Maybe it's time to start taking risks. It's high time for me to escape mother Gothel's tower. And perhaps I'll find my prince charming, or get captured by villains-- it'll be an adventure either way.

Life, come at me.


Xoxo,
Bea

Friday, January 6, 2012

Teachers are Sadist

Okay, not all of them, but some of them are.
Seriously, I don't understand WHY they do that. Making life 10x harder for us, just because they can. Do they feel so low in life, that torturing us makes them feel superior, thus relieving their pain? Why do they feel like everyone is out to get them? Or are they just THIS insecure? What do they get from all this? Pleasure? Definitely sadist.

One of my teachers actually HAS an evil laugh. I am not joking. One day, if I ever decide to write a novel, I'm going to base someone on her, because she is the perfect villain role model.

Back to the topic, didn't they ever think for a second, that life might be easier (way easier) for them if they started being... Civil? I guess not.

Sometimes, I do feel sorry for them. I mean, their lives are so much worse than mine. So I shouldn't have a reason to hate or judge them. But, sometimes, they are so mean, so evil, you just can't. Ever get that feeling?

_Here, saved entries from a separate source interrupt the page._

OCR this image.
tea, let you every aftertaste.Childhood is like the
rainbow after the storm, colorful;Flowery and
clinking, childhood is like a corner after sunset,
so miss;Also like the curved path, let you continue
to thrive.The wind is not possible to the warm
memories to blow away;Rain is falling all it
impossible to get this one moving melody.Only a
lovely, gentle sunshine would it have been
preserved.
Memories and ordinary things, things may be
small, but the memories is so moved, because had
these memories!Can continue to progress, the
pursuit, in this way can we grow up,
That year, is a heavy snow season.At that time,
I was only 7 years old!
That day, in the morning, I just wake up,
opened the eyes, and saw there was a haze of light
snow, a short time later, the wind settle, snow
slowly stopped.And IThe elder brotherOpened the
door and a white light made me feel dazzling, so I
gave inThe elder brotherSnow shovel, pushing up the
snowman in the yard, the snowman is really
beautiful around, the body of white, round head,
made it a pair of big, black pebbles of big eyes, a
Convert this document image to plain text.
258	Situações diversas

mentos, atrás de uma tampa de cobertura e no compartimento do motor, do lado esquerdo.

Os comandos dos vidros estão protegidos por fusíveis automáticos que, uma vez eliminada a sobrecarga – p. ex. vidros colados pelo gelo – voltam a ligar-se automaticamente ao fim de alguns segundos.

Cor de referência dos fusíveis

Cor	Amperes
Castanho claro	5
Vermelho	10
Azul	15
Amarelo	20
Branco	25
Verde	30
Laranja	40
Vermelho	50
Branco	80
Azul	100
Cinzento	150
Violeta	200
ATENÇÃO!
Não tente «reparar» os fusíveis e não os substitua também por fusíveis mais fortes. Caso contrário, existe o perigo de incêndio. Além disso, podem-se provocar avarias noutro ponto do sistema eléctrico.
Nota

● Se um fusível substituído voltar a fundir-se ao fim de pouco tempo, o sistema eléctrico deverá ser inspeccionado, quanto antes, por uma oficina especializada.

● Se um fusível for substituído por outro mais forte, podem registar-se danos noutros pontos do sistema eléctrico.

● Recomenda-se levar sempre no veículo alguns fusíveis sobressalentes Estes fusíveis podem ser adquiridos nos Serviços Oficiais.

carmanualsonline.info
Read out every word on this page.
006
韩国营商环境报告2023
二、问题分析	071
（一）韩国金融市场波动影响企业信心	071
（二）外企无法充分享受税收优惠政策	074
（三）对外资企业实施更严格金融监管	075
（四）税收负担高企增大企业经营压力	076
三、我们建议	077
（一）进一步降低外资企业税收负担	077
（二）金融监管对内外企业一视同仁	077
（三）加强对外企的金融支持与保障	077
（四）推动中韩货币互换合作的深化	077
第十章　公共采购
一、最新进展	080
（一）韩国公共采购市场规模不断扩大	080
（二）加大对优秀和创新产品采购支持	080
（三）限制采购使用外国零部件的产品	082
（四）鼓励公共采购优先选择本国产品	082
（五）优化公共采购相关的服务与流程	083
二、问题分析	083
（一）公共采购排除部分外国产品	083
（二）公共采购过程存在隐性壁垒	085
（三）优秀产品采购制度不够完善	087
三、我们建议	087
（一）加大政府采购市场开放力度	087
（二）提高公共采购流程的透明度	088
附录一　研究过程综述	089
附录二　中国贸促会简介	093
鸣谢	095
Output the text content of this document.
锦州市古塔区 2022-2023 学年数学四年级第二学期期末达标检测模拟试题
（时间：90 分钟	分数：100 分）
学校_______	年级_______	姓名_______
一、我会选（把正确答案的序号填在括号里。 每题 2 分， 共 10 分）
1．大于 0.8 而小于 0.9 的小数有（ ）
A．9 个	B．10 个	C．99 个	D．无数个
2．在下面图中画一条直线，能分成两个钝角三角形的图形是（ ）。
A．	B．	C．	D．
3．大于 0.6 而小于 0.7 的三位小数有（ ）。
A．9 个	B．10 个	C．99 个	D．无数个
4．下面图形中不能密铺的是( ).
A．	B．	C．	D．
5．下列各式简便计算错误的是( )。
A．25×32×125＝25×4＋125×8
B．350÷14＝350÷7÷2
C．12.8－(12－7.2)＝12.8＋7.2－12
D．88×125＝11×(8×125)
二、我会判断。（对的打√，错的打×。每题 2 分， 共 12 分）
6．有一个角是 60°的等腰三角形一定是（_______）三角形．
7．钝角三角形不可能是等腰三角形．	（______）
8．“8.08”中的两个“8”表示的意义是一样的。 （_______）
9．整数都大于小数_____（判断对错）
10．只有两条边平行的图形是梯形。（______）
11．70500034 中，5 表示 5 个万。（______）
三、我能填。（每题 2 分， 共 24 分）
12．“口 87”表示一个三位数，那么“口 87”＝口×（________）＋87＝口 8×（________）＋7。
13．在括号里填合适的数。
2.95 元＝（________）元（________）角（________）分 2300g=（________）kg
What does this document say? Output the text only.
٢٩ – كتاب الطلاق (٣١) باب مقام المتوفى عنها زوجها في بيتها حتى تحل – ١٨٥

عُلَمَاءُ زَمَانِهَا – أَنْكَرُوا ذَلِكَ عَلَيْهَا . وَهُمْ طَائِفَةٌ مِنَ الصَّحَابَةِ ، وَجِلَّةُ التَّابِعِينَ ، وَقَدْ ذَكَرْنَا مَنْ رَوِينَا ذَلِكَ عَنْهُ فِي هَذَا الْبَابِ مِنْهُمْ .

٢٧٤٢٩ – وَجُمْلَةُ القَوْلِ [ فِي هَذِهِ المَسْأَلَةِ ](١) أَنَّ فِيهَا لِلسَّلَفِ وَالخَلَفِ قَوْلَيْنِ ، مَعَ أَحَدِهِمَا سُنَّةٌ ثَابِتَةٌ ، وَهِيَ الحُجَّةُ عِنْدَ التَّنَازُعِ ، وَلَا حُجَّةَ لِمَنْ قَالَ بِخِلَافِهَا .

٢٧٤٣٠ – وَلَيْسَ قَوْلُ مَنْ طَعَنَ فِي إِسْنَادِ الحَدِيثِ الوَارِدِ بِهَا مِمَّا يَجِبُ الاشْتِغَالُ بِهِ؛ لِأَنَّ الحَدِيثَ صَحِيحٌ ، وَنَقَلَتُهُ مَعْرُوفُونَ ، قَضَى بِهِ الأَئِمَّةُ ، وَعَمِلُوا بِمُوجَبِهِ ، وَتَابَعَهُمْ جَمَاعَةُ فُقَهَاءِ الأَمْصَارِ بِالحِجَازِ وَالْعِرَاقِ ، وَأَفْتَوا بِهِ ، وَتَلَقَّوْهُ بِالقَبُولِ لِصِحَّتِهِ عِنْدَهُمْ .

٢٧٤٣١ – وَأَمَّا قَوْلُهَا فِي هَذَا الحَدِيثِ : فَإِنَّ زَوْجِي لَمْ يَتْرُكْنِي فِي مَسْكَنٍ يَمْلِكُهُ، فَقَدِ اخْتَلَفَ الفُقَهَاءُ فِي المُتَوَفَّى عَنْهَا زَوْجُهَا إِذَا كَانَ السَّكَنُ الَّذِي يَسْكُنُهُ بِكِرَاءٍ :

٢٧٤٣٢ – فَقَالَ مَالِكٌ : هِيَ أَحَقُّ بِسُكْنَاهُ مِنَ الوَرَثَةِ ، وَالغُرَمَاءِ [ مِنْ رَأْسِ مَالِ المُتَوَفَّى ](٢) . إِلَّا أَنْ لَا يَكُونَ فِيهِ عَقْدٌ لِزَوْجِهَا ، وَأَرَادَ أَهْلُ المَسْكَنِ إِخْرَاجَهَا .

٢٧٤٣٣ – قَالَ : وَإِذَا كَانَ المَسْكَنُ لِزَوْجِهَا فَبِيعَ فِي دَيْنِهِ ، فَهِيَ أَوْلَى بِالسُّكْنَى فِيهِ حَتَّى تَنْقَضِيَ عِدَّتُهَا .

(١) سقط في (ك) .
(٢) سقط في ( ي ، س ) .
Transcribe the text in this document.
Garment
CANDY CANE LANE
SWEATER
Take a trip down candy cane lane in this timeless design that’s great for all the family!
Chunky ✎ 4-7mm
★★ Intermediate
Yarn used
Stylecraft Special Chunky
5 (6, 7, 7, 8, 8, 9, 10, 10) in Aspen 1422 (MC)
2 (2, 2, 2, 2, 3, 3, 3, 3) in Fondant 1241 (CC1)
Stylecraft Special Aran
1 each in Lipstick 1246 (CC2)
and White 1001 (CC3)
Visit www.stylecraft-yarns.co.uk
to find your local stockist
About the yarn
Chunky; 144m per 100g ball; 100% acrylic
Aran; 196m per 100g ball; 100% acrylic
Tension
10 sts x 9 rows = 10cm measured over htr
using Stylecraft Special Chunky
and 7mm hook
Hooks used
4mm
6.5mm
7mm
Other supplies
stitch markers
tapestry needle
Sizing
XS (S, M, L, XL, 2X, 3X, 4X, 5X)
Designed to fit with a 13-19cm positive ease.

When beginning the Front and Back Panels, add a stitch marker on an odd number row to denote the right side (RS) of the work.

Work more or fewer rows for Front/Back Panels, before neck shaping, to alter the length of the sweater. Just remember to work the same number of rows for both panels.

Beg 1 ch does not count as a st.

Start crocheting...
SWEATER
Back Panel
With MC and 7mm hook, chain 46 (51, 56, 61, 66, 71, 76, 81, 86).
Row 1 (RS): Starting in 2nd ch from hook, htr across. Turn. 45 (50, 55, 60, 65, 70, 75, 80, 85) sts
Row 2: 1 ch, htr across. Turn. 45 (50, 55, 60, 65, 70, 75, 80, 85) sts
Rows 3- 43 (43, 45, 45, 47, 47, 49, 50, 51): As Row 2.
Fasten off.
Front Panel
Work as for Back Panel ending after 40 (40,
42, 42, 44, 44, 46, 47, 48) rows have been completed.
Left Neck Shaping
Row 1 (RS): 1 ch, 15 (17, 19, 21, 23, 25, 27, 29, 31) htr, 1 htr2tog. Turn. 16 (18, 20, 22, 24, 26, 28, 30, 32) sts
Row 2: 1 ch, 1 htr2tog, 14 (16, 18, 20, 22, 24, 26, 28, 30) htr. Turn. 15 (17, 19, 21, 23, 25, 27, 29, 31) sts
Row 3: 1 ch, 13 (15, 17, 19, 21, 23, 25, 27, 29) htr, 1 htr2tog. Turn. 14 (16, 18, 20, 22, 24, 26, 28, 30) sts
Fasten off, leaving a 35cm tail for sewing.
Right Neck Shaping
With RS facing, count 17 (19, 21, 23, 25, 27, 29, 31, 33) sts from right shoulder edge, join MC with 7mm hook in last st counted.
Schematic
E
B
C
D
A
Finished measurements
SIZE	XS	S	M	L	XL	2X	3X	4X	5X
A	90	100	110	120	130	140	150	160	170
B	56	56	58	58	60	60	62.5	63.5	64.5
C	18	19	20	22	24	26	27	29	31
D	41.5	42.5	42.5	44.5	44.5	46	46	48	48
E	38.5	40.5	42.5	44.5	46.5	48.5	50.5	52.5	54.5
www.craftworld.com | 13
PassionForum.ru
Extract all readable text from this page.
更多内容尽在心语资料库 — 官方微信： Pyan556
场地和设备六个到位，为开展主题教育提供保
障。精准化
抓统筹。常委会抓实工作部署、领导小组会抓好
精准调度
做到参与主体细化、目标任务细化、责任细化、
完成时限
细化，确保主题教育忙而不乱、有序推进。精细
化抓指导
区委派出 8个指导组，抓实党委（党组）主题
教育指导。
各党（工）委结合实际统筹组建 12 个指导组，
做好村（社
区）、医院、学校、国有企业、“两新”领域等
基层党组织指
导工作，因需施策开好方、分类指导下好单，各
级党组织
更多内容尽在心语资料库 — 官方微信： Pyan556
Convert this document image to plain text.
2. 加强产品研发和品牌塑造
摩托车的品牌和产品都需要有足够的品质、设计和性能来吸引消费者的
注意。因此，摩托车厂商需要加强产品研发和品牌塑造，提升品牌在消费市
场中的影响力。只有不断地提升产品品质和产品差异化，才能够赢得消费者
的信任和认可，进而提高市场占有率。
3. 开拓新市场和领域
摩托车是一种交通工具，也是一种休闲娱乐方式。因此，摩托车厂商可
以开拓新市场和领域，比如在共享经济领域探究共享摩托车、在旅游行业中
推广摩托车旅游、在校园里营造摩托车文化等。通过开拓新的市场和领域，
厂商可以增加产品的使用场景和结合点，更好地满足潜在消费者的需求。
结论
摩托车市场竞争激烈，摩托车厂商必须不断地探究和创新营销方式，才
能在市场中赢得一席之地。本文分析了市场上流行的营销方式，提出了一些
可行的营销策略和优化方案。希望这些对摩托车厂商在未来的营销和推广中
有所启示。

And do you ever get the thought, that one day, you will grow up, and be a rich, influential person, and get your "payback" on them?

I just really, hate those kinds of teachers, because teachers are supposed to be perfect, or almost perfect. I mean, they teach us most of the important things, and they are so knowledgable. And, teachers are... Mentors.

I don't think sadist teachers have no lives. I think the ones they DO have, sucks.